Cross-posted with permission from The Birthers
Go Tell it to the Marines
All men are created equal, is not simply misunderstood words in our Declaration of Independence, used to push new and bigger social programs that have nothing to do with equality. It is a truth that we as Americans hold dear, but the greater truth of these words is in their application. All people are created equal, but the greater truth is what they do between birth and death that not only defines a person but in the end determines their value to posterity. It is true for average people as it is such in the case of federal justices.
When one looks at two judges David Carter and Jerome Simandle in the Obama eligibility trials it is easy to see vast differences in them once you look past the black robes, even though they are equal in stature in the blind eyes of the law. In 1967 David Carter had just graduated UCLA, and instead of continuing his education or applying for a commission in any of the armed services, a young David chose to be one of the few and the proud and enlisted in the United States Marine Corps. As a recipient of the Bronze Star and Purple Heart and a veteran of the battle of Khe Sahn, he left the Marines not as a private but with the coveted Mameluke sword, who’s origins go back to Lieutenant O’Bannon and the shores of Tripoli.
Jerome Simandle graduated from Princeton in 1971, Vietnam was still a meat grinder, although during June of that year the political tide had decidedly turned against the war. While many young graduates in 1971 found themselves with no other option than to wait to see if their Selective Service Number would be picked in the next lottery, Simandle some how found the means to leave the United States for the neutral country of Sweden. Was Simandle a “draft dodger?” It is hard to say what went through his mind. The better question about Simandle should be is he a coward? In this, I can give an opinion and say without a doubt I think he is a coward.

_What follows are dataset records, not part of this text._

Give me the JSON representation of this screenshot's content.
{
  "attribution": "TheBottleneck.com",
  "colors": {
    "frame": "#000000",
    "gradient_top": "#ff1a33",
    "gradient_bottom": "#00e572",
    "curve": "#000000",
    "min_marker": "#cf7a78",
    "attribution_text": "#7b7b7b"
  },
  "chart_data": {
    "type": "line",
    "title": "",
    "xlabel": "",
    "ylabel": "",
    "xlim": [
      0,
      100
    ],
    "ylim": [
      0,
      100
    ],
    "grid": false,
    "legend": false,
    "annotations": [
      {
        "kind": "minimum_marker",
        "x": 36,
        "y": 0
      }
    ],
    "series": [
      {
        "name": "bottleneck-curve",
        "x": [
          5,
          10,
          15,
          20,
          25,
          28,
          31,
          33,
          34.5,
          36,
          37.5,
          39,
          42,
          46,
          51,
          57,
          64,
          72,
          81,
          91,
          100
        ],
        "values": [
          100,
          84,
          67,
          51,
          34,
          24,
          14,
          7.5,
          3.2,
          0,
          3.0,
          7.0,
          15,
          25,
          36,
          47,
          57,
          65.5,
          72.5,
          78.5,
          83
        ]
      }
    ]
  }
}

I say Simandle is a coward for his decision in the Kerchner et al v. Obama and Congress decision of just a week ago. If we apply the words of Chief Justice Marshall to Simandle’s action we could also call him a traitor to the Constitution. Questions Simandle left us with are now beginning to sink in. He calls the actions by Congress, “a political matter,” and denies the courts have jurisdiction. Since everything the Congress does is political, then is Simandle saying that the Federal courts have no jurisdiction over all the unconstitutional actions in Washington? Simandle said that the recourse for the people was in the election process, so the question is what would happen if Congress outlawed elections; What recourse would the people have, after all that is a political matter. Finally, did Simandle say in his ruling that we no longer have a Constructional Republic, but are now a mobracracy where the will of the majority trample the rights enshrined in the Constitution of the minority?
His country called on him twice in his life, and both times it appears Jerome Simandle ran away, with his head held high, but his tail between his legs. David Carter had no doubts to his loyalty when his country called on him in 1967, he was a humble man who could have been commissioned an officer, but chose the mud filled boots of a grunt’s life instead of the clean sheets in a Stockholm dormitory. Obama and his minions now have a chance to tell his pitifully ever-changing nativity story to a Marine, and me thinks that a true Marine who knows where blood stripes comes from, really won’t give a rats ass for any pitiful excuse the DoJ may come up with. Nor will any traitor find sympathy from a Marine, as he would promptly show that traitor where in Webster’s dictionary one can find sympathy in between that bodily excretion that sounds like a middle-eastern religion and that venereal disease Al Capone died of. Now his country has called on him again, and I say “once a Marine, always a Marine” and Judge Carter will revert to Lieutenant David O. Carter and will charge to the sound of battle and not run away.
Judge Carter, by the grace of our Creator you and Jerome Simandle came into this world equal in your nakedness, but we have seen the difference in what you both have done with the time allotted to you by that same Creator. The annals of history and the hopes of our national posterity now rest on how decide to leave your mark on your judicial career, as a US Marine or an internationalist traitor. My only wish is that you remember our motto, Semper Fidelis!